After fighting in World War I, Adolf Dassler, known to everyone as Adi, returned to his mother’s house in Germany and started a small business making sports shoes. A couple of years later, his brother Rudolph (Rudi), joined him and they set up a company with the not-very-catchy name of Gebrüder Dassler Schuhfabrik, or the Dassler Brother Shoe Factory.
The brothers continued to make shoes together for nearly 25 years, but decided to part ways in 1948. Both wanted to stay in the sports shoe business, so Rudi set up his own company and called it Puma. Adi also set up a shoe company, but decided to name it after himself and so Adidas was born. On August 18, 1949, 60 years ago this week, Adi registered the company name and its trademark of three parallel stripes.
It is not known why exactly Adi Dassler chose three stripes as his trademark. “There was probably a very practical reason for the three stripes in the first place,” said Brian McGurk, a partner at Bradley McGurk, an Irish brand consultancy. “Maybe it was a point of difference from some other company that had two stripes or four stripes. Maybe the three stripes of leather strengthened the shoe.”
According to international consultancy Interbrand, the Adidas three stripes has a global brand recognition of over 90%. It is one of the world’s most iconic and instantly recognisable brand logos, along with the swoosh of its main competitor, Nike, which dates to 1971, and a host of others.
Without any visual aid, most of us can close our eyes and bring to mind Mc Donalds’ golden arches (1962), the fancy script of Coca-Cola (1886), the three-pointed Mercedes star (1909), Bibendum the Michelin man (1898) or the HMV logo of Nipper the dog peering into a gramophone machine (1900). We have our own famous big-brand logos in Ireland too, including the Guinness harp and the Aer Lingus shamrock.

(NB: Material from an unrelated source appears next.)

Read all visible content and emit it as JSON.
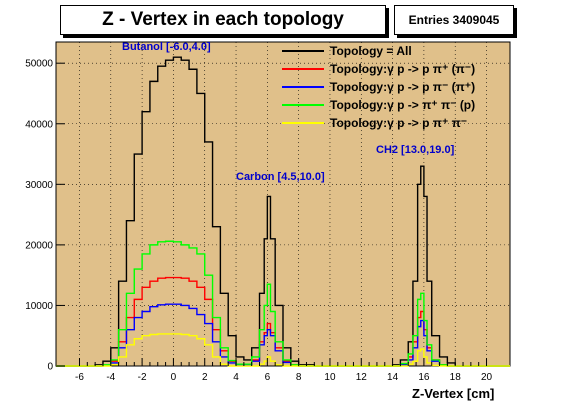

But why do these brands lodge in our minds? Why, for example, does almost everyone in the world recognise and remember the three stripes of Adidas? “The Adidas three-stripe mark is a strong, confident mark and is world-class in its design,” said Gerard Tannam, co-founder of Islandbridge, also an Irish brand consultancy. “It forms a clear and immediately identifiable shape, which makes it easily recognised. Three is also a very powerful pattern and the human mind seems to be pleased by it.”